Pathologic ST segment elevation may indicate myocardial infarction, left ventricular aneurysm, pericarditis, or bundle branch block. With myocardial infarction, ST segment elevation usually develops within a few minutes and resolves within 24 to 48 hours. The distribution of ST segment elevation can be used to help localize the zone of infarction (see Chapter 18). ST segment elevation across a wide range of leads is common following cardiac surgery and probably represents a pericardial reaction. A clue to this diagnosis is that the ST segment elevation is usually mild and is not limited to a specific coronary territory.

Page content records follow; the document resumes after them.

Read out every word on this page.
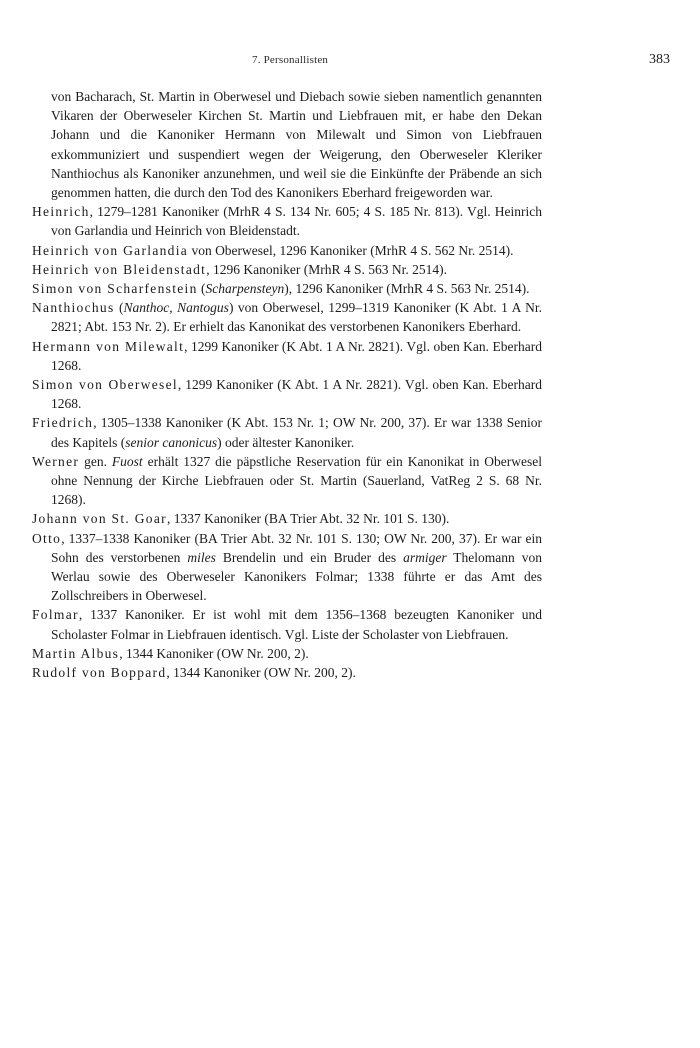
7. Personallisten	383

von Bacharach, St. Martin in Oberwesel und Diebach sowie sieben namentlich genannten Vikaren der Oberweseler Kirchen St. Martin und Liebfrauen mit, er habe den Dekan Johann und die Kanoniker Hermann von Milewalt und Simon von Liebfrauen exkommuniziert und suspendiert wegen der Weigerung, den Oberweseler Kleriker Nanthiochus als Kanoniker anzunehmen, und weil sie die Einkünfte der Präbende an sich genommen hatten, die durch den Tod des Kanonikers Eberhard freigeworden war.

Heinrich, 1279–1281 Kanoniker (MrhR 4 S. 134 Nr. 605; 4 S. 185 Nr. 813). Vgl. Heinrich von Garlandia und Heinrich von Bleidenstadt.

Heinrich von Garlandia von Oberwesel, 1296 Kanoniker (MrhR 4 S. 562 Nr. 2514).

Heinrich von Bleidenstadt, 1296 Kanoniker (MrhR 4 S. 563 Nr. 2514).

Simon von Scharfenstein (Scharpensteyn), 1296 Kanoniker (MrhR 4 S. 563 Nr. 2514).

Nanthiochus (Nanthoc, Nantogus) von Oberwesel, 1299–1319 Kanoniker (K Abt. 1 A Nr. 2821; Abt. 153 Nr. 2). Er erhielt das Kanonikat des verstorbenen Kanonikers Eberhard.

Hermann von Milewalt, 1299 Kanoniker (K Abt. 1 A Nr. 2821). Vgl. oben Kan. Eberhard 1268.

Simon von Oberwesel, 1299 Kanoniker (K Abt. 1 A Nr. 2821). Vgl. oben Kan. Eberhard 1268.

Friedrich, 1305–1338 Kanoniker (K Abt. 153 Nr. 1; OW Nr. 200, 37). Er war 1338 Senior des Kapitels (senior canonicus) oder ältester Kanoniker.

Werner gen. Fuost erhält 1327 die päpstliche Reservation für ein Kanonikat in Oberwesel ohne Nennung der Kirche Liebfrauen oder St. Martin (Sauerland, VatReg 2 S. 68 Nr. 1268).

Johann von St. Goar, 1337 Kanoniker (BA Trier Abt. 32 Nr. 101 S. 130).

Otto, 1337–1338 Kanoniker (BA Trier Abt. 32 Nr. 101 S. 130; OW Nr. 200, 37). Er war ein Sohn des verstorbenen miles Brendelin und ein Bruder des armiger Thelomann von Werlau sowie des Oberweseler Kanonikers Folmar; 1338 führte er das Amt des Zollschreibers in Oberwesel.

Folmar, 1337 Kanoniker. Er ist wohl mit dem 1356–1368 bezeugten Kanoniker und Scholaster Folmar in Liebfrauen identisch. Vgl. Liste der Scholaster von Liebfrauen.

Martin Albus, 1344 Kanoniker (OW Nr. 200, 2).

Rudolf von Boppard, 1344 Kanoniker (OW Nr. 200, 2).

ST segment depression is commonly associated with myocardial ischemia but is also seen with ventricular strain, digoxin therapy, hypokalemia, and conduction abnormalities such as bundle branch block. Mild upsloping ST segment depression is seen with tachycardia. ST segment depression due to ischemia is typically horizontal or downsloping (Fig. 8-7). Upsloping ST depression is not usually indicative of ischemia. Unlike ST segment elevation, the distribution of ST segment depression does not reliably localize the region of ischemia.